• Caveat Creditor: Courts Split Regarding Abrogation of Absolute Priority Rule for Individual Chapter 11 Debtors
  • June 14, 2013 | Authors: Scott St. Amand; J. Ellsworth Summers
  • Law Firm: Rogers Towers, P.A. - Jacksonville Office
  • Although the 2005 BAPCPA amendments appeared to be a boon for creditors, at least with respect to Chapter 7 claims, individual Chapter 11 debtors immediately seized upon a perceived ambiguity in Congress’ language with regards to cramdown, which may ultimately prove costly for creditors.

    Generally, a plan of reorganization can be confirmed in one of two ways. If § 1129(a) is satisfied, a plan can be confirmed with the consent of each class of creditor. If the debtor does not have the consent of each class of creditor but satisfies the remainder of the paragraphs of § 1129(a), then the bankruptcy court may still confirm the plan, as long as the plan is, among other things, “fair and equitable.” This latter nonconsensual method is commonly referred to as “cramdown.”

    When a plan is crammed down, it is “fair and equitable” so long as it satisfies the Absolute Priority Rule of § 1129(b)(2)(B)(ii) (the “APR”). In other words, a reorganization plan that does not pay an unsecured creditor in full is nevertheless “fair and equitable,” and can be confirmed over the unsecured creditor’s objections, so long as an individual debtor does not retain property - except such property included in the bankruptcy estate under § 1115. This italicized exception, added in 2005 as part of the BAPCPA amendments, has caused a distinct split in courts throughout the country.

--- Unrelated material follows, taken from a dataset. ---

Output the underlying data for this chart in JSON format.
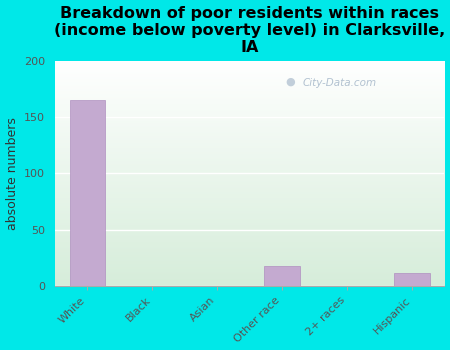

    Courts interpreting this new language disagree about the meaning of the phrase “property included in the estate under § 1115,” and thus also disagree as to the extent to which the APR applies to individual debtors after the amendment. A broad interpretation of the amendment would allow an individual debtor’s reorganization plan to be confirmed, while the debtor retains all property and wages acquired both pre-petition and post-petition, even if that plan does not pay an unsecured creditor in full, thus abrogating the APR. A narrow interpretation, on the other hand, would allow the individual debtor to keep only property and wages acquired post-petition.

    A recent case out of the Tenth Circuit surveyed relevant post-BAPCPA decisions and found that only one circuit court (the Ninth) and five bankruptcy courts have adopted the broad interpretation. In contrast, the Fourth and Tenth Circuits and seventeen bankruptcy courts have reached the opposite conclusion, holding that the BAPCPA amendments only exempt from the APR that property which § 1115 adds to an individual estate - not the pre-petition property already defined by § 541.

    Even within individual districts, courts are split. In the 2010 case of In re Gellin, Chief Judge Karen Jennemann of the Middle District of Florida held that “the narrow reading of § 1115 is the best, most likely interpretation of Congress’ intent,” in part because if Congress meant to eliminate the APR for individual debtors, it “could have simply stated that the [APR] is inapplicable when the debtor is an individual.” The appropriate reading, in Chief Judge Jennemann’s opinion, is that such property “included in the estate under § 1115” means only post-petition property added to the estate under § 1115.”

    Conversely, Judge Susan Bucklew of the Middle District of Florida held that the broad reading of § 1115 was appropriate because the statutory language of the amendment is clear and unambiguous. Thus, property of the estate, “for purposes of § 1115, includes property acquired and earnings earned after the debtor files his or her Chapter 11 petition, in addition to property specified in § 541,” which includes property that the debtor owns an interest in at the time of the commencement of the bankruptcy case. The effect of this broad interpretation is that the APR would no longer apply to any property of an individual debtor. Thus, in Judge Bucklew’s opinion, BAPCPA abrogated the APR with respect to individual Chapter 11 debtors.

    Although Judge Bucklew’s holding is certainly not without merit, at least nineteen separate courts have found the language in question to be ambiguous. Nevertheless, creditors and their counsel must be aware that individual Chapter 11 creditors will likely argue in favor of a broad interpretation, because it eliminates the most significant hurdle in the way of confirmation - the APR. If, in fact, the APR was abrogated with respect to individual Chapter 11 debtors, the result would be potentially devastating to unsecured creditors even in the short term.